If you're writing fantasy or a historical novel and have a lot of unusual/foreign names and/or terms, it doesn't hurt to provide your own style sheet to help the copy editor--but again, this is not something that's needed at the agent submission stage.
Quote:
So just a synopsis and bio? All this other stuff makes me quake with fear. I'm basically a hermit, so I don't know any authors or famous people to endorse my novels. I have no connections with the local media. My novels have nothing to do with my non-fiction work, so my platform is pretty worthless. Ugh.
You don't need a platform to sell fiction. Really. Plenty of totally platformless, previously-unpublished first-time writers sell novels. You don't need anything more than a finished, polished, marketable manuscript.

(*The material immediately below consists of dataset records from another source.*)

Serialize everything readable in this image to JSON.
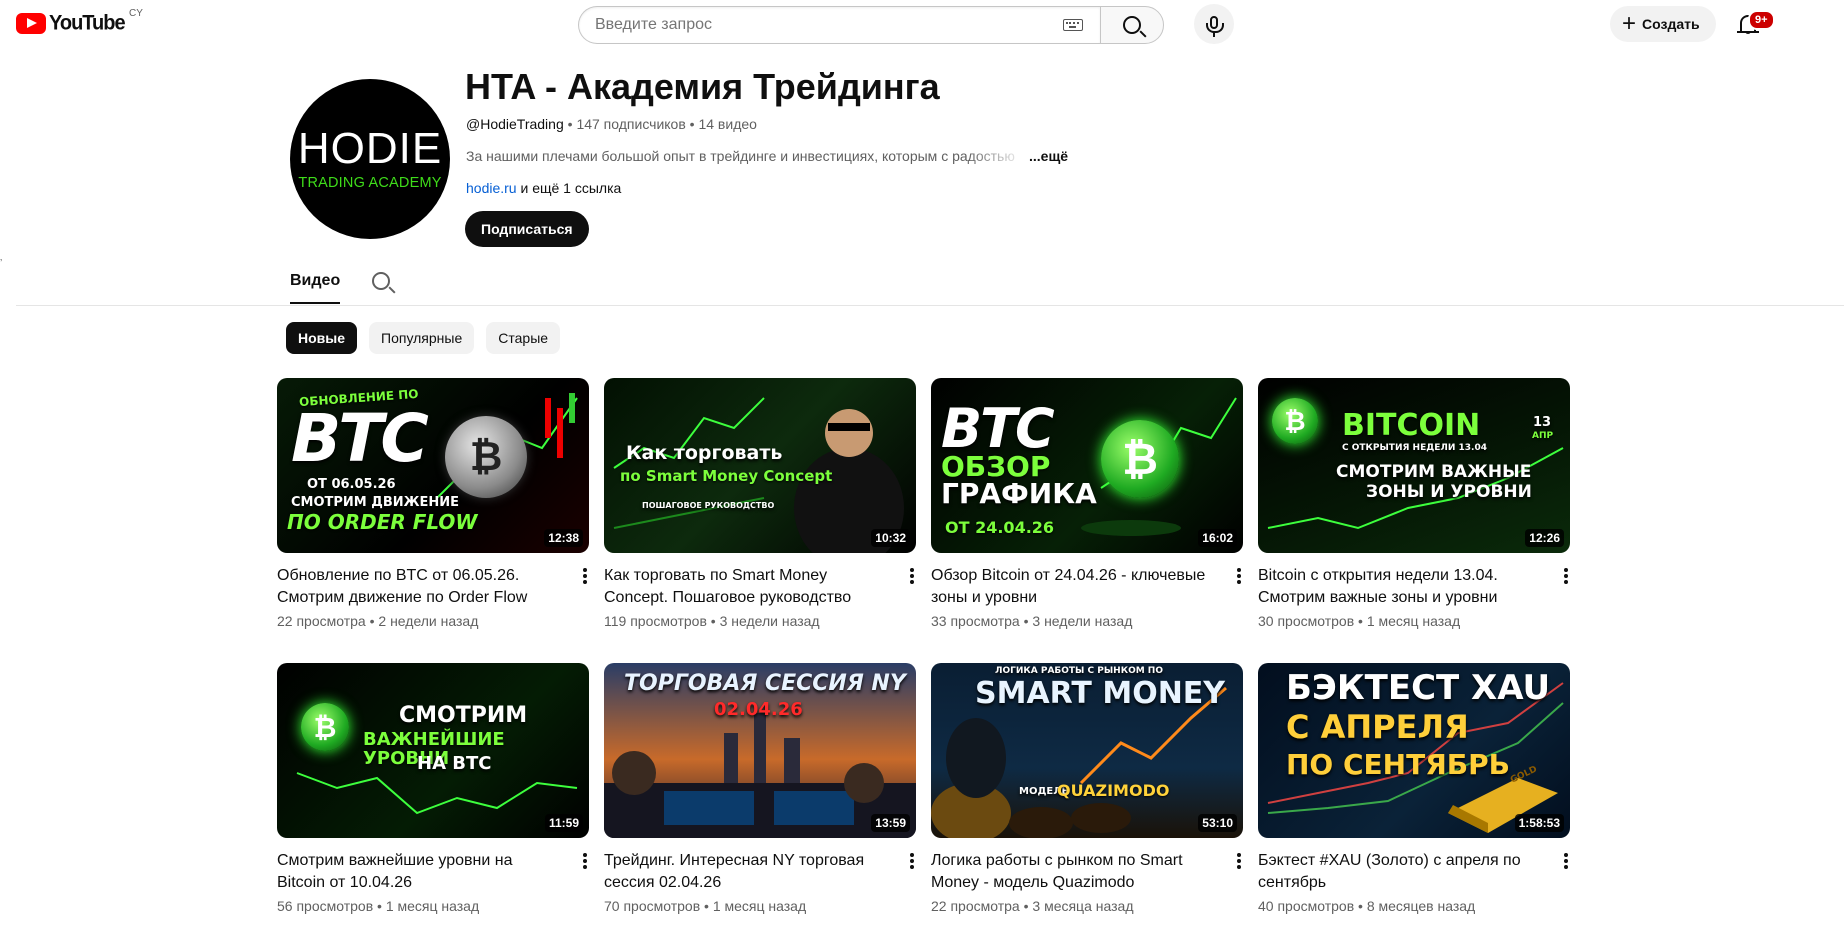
{
  "topbar": {
    "logo_text": "YouTube",
    "logo_country": "CY",
    "search_placeholder": "Введите запрос",
    "create_label": "Создать",
    "notifications_badge": "9+"
  },
  "channel": {
    "avatar_main": "HODIE",
    "avatar_sub": "TRADING ACADEMY",
    "title": "HTA - Академия Трейдинга",
    "handle": "@HodieTrading",
    "subscribers": "147 подписчиков",
    "video_count": "14 видео",
    "description": "За нашими плечами большой опыт в трейдинге и инвестициях, которым с радостью",
    "more_label": "...ещё",
    "link_text": "hodie.ru",
    "link_rest": "и ещё 1 ссылка",
    "subscribe_label": "Подписаться"
  },
  "tabs": {
    "videos_label": "Видео"
  },
  "chips": [
    "Новые",
    "Популярные",
    "Старые"
  ],
  "videos": [
    {
      "title": "Обновление по BTC от 06.05.26. Смотрим движение по Order Flow",
      "views": "22 просмотра",
      "age": "2 недели назад",
      "duration": "12:38",
      "thumb_lines": [
        "ОБНОВЛЕНИЕ ПО",
        "BTC",
        "ОТ 06.05.26",
        "СМОТРИМ ДВИЖЕНИЕ",
        "ПО ORDER FLOW"
      ]
    },
    {
      "title": "Как торговать по Smart Money Concept. Пошаговое руководство",
      "views": "119 просмотров",
      "age": "3 недели назад",
      "duration": "10:32",
      "thumb_lines": [
        "Как торговать",
        "по Smart Money Concept",
        "ПОШАГОВОЕ РУКОВОДСТВО"
      ]
    },
    {
      "title": "Обзор Bitcoin от 24.04.26 - ключевые зоны и уровни",
      "views": "33 просмотра",
      "age": "3 недели назад",
      "duration": "16:02",
      "thumb_lines": [
        "BTC",
        "ОБЗОР",
        "ГРАФИКА",
        "ОТ 24.04.26"
      ]
    },
    {
      "title": "Bitcoin с открытия недели 13.04. Смотрим важные зоны и уровни",
      "views": "30 просмотров",
      "age": "1 месяц назад",
      "duration": "12:26",
      "thumb_lines": [
        "BITCOIN",
        "С ОТКРЫТИЯ НЕДЕЛИ 13.04",
        "СМОТРИМ ВАЖНЫЕ",
        "ЗОНЫ И УРОВНИ",
        "13",
        "АПР"
      ]
    },
    {
      "title": "Смотрим важнейшие уровни на Bitcoin от 10.04.26",
      "views": "56 просмотров",
      "age": "1 месяц назад",
      "duration": "11:59",
      "thumb_lines": [
        "СМОТРИМ",
        "ВАЖНЕЙШИЕ УРОВНИ",
        "НА BTC"
      ]
    },
    {
      "title": "Трейдинг. Интересная NY торговая сессия 02.04.26",
      "views": "70 просмотров",
      "age": "1 месяц назад",
      "duration": "13:59",
      "thumb_lines": [
        "ТОРГОВАЯ СЕССИЯ NY",
        "02.04.26"
      ]
    },
    {
      "title": "Логика работы с рынком по Smart Money - модель Quazimodo",
      "views": "22 просмотра",
      "age": "3 месяца назад",
      "duration": "53:10",
      "thumb_lines": [
        "ЛОГИКА РАБОТЫ С РЫНКОМ ПО",
        "SMART MONEY",
        "МОДЕЛЬ",
        "QUAZIMODO"
      ]
    },
    {
      "title": "Бэктест #XAU (Золото) с апреля по сентябрь",
      "views": "40 просмотров",
      "age": "8 месяцев назад",
      "duration": "1:58:53",
      "thumb_lines": [
        "БЭКТЕСТ XAU",
        "С АПРЕЛЯ",
        "ПО СЕНТЯБРЬ",
        "GOLD"
      ]
    }
  ],
  "colors": {
    "brand_red": "#ff0000",
    "neon_green": "#7cff3c",
    "link_blue": "#065fd4"
  }
}
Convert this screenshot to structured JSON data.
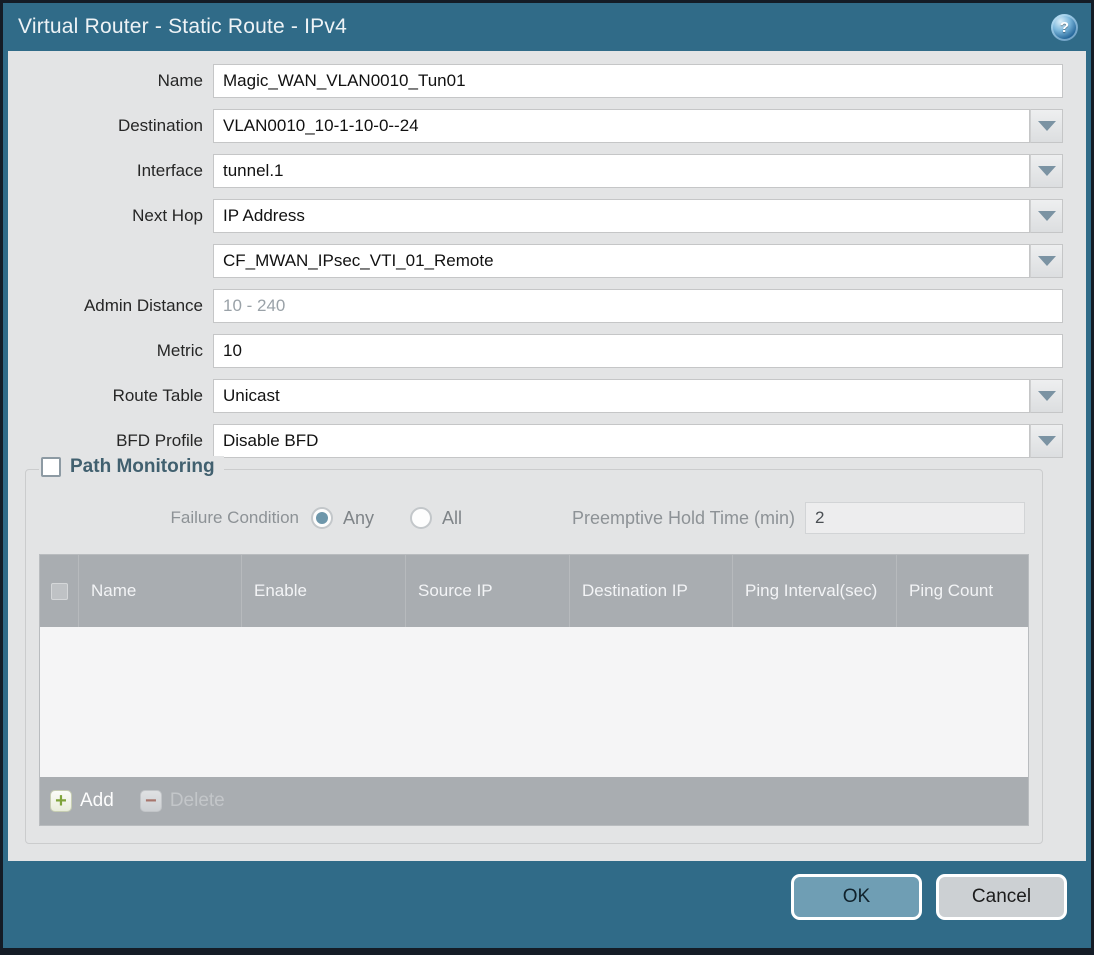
{
  "titlebar": {
    "title": "Virtual Router - Static Route - IPv4",
    "help_glyph": "?"
  },
  "form": {
    "name": {
      "label": "Name",
      "value": "Magic_WAN_VLAN0010_Tun01"
    },
    "destination": {
      "label": "Destination",
      "value": "VLAN0010_10-1-10-0--24"
    },
    "interface": {
      "label": "Interface",
      "value": "tunnel.1"
    },
    "next_hop": {
      "label": "Next Hop",
      "value": "IP Address"
    },
    "next_hop_address": {
      "value": "CF_MWAN_IPsec_VTI_01_Remote"
    },
    "admin_distance": {
      "label": "Admin Distance",
      "value": "",
      "placeholder": "10 - 240"
    },
    "metric": {
      "label": "Metric",
      "value": "10"
    },
    "route_table": {
      "label": "Route Table",
      "value": "Unicast"
    },
    "bfd_profile": {
      "label": "BFD Profile",
      "value": "Disable BFD"
    }
  },
  "path_monitoring": {
    "legend": "Path Monitoring",
    "enabled": false,
    "failure_condition": {
      "label": "Failure Condition",
      "options": [
        {
          "label": "Any",
          "selected": true
        },
        {
          "label": "All",
          "selected": false
        }
      ]
    },
    "preemptive_hold_time": {
      "label": "Preemptive Hold Time (min)",
      "value": "2"
    },
    "table": {
      "columns": [
        "Name",
        "Enable",
        "Source IP",
        "Destination IP",
        "Ping Interval(sec)",
        "Ping Count"
      ],
      "rows": []
    },
    "actions": {
      "add": "Add",
      "delete": "Delete"
    }
  },
  "footer": {
    "ok": "OK",
    "cancel": "Cancel"
  },
  "colors": {
    "chrome_teal": "#306b88",
    "panel_gray": "#e3e4e5",
    "table_header_gray": "#a9adb1",
    "ok_button": "#6f9eb4",
    "radio_selected": "#6e97ab",
    "add_icon_green": "#7fa33a",
    "delete_icon_red": "#a8766d"
  }
}
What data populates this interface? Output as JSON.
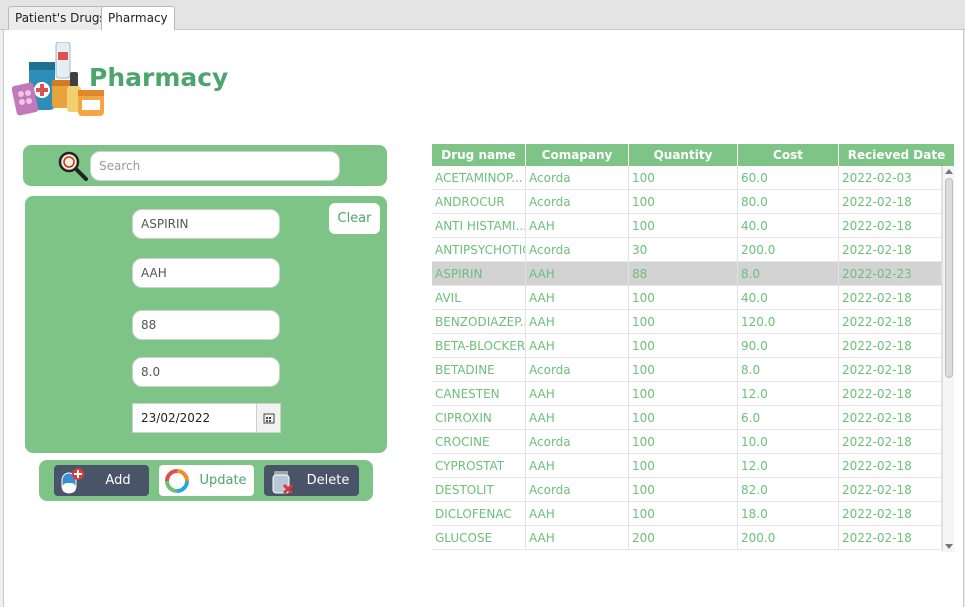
{
  "tabs": [
    {
      "label": "Patient's Drugs",
      "active": false
    },
    {
      "label": "Pharmacy",
      "active": true
    }
  ],
  "page_title": "Pharmacy",
  "search": {
    "placeholder": "Search",
    "value": ""
  },
  "form": {
    "drug_name": "ASPIRIN",
    "company": "AAH",
    "quantity": "88",
    "cost": "8.0",
    "date": "23/02/2022",
    "clear_label": "Clear"
  },
  "buttons": {
    "add": "Add",
    "update": "Update",
    "delete": "Delete"
  },
  "colors": {
    "accent": "#7dc486",
    "accent_text": "#4ca56c",
    "button_dark": "#4a5469"
  },
  "table": {
    "columns": [
      "Drug name",
      "Comapany",
      "Quantity",
      "Cost",
      "Recieved Date"
    ],
    "selected_row": 4,
    "rows": [
      [
        "ACETAMINOP...",
        "Acorda",
        "100",
        "60.0",
        "2022-02-03"
      ],
      [
        "ANDROCUR",
        "Acorda",
        "100",
        "80.0",
        "2022-02-18"
      ],
      [
        "ANTI HISTAMI...",
        "AAH",
        "100",
        "40.0",
        "2022-02-18"
      ],
      [
        "ANTIPSYCHOTIC",
        "Acorda",
        "30",
        "200.0",
        "2022-02-18"
      ],
      [
        "ASPIRIN",
        "AAH",
        "88",
        "8.0",
        "2022-02-23"
      ],
      [
        "AVIL",
        "AAH",
        "100",
        "40.0",
        "2022-02-18"
      ],
      [
        "BENZODIAZEP...",
        "AAH",
        "100",
        "120.0",
        "2022-02-18"
      ],
      [
        "BETA-BLOCKER",
        "AAH",
        "100",
        "90.0",
        "2022-02-18"
      ],
      [
        "BETADINE",
        "Acorda",
        "100",
        "8.0",
        "2022-02-18"
      ],
      [
        "CANESTEN",
        "AAH",
        "100",
        "12.0",
        "2022-02-18"
      ],
      [
        "CIPROXIN",
        "AAH",
        "100",
        "6.0",
        "2022-02-18"
      ],
      [
        "CROCINE",
        "Acorda",
        "100",
        "10.0",
        "2022-02-18"
      ],
      [
        "CYPROSTAT",
        "AAH",
        "100",
        "12.0",
        "2022-02-18"
      ],
      [
        "DESTOLIT",
        "Acorda",
        "100",
        "82.0",
        "2022-02-18"
      ],
      [
        "DICLOFENAC",
        "AAH",
        "100",
        "18.0",
        "2022-02-18"
      ],
      [
        "GLUCOSE",
        "AAH",
        "200",
        "200.0",
        "2022-02-18"
      ]
    ]
  }
}
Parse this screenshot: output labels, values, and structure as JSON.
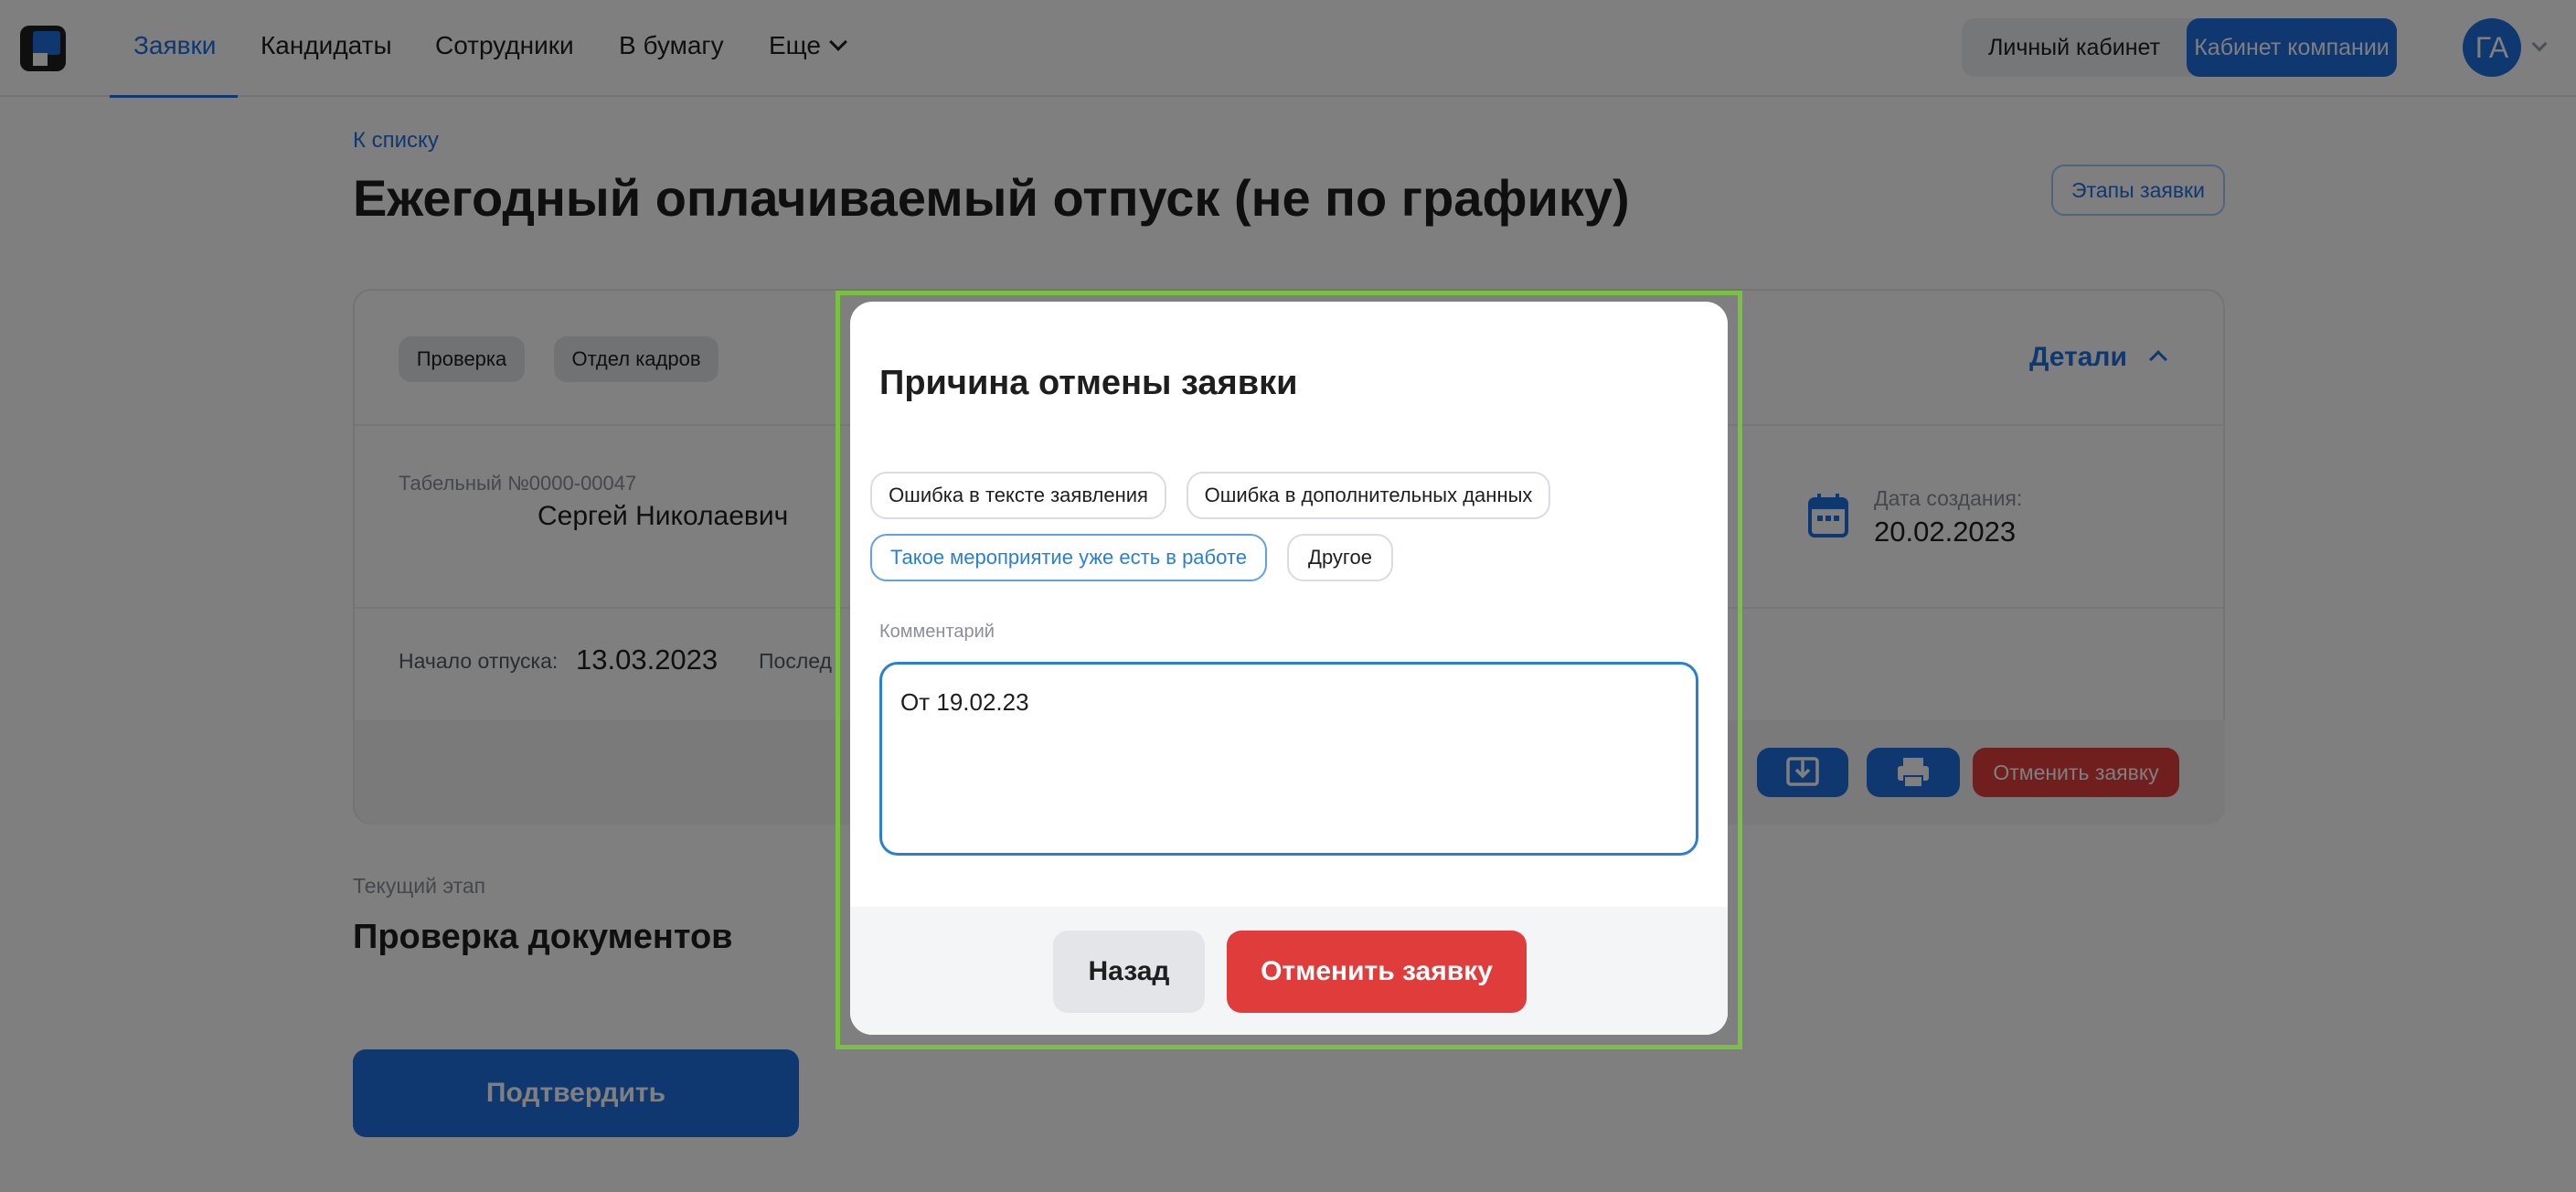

You don't have to find endorsers or blurbers, either. Your publisher (and sometimes your agent) will help with that--they'll probably ask you for suggestions, so that's your chance to suggest your dream blurbers. Again, though, not something you need to worry about until the book is contracted.

Ditto for media connections. That kind of thing falls under "great if you have it, not a problem if you don't."

Once your book is sold, you will need to think about what you can do to promote it, but there are plenty of things that even hermits can do (one of the beauties of the Internet is that you can do publicity while alone in your home in your pajamas).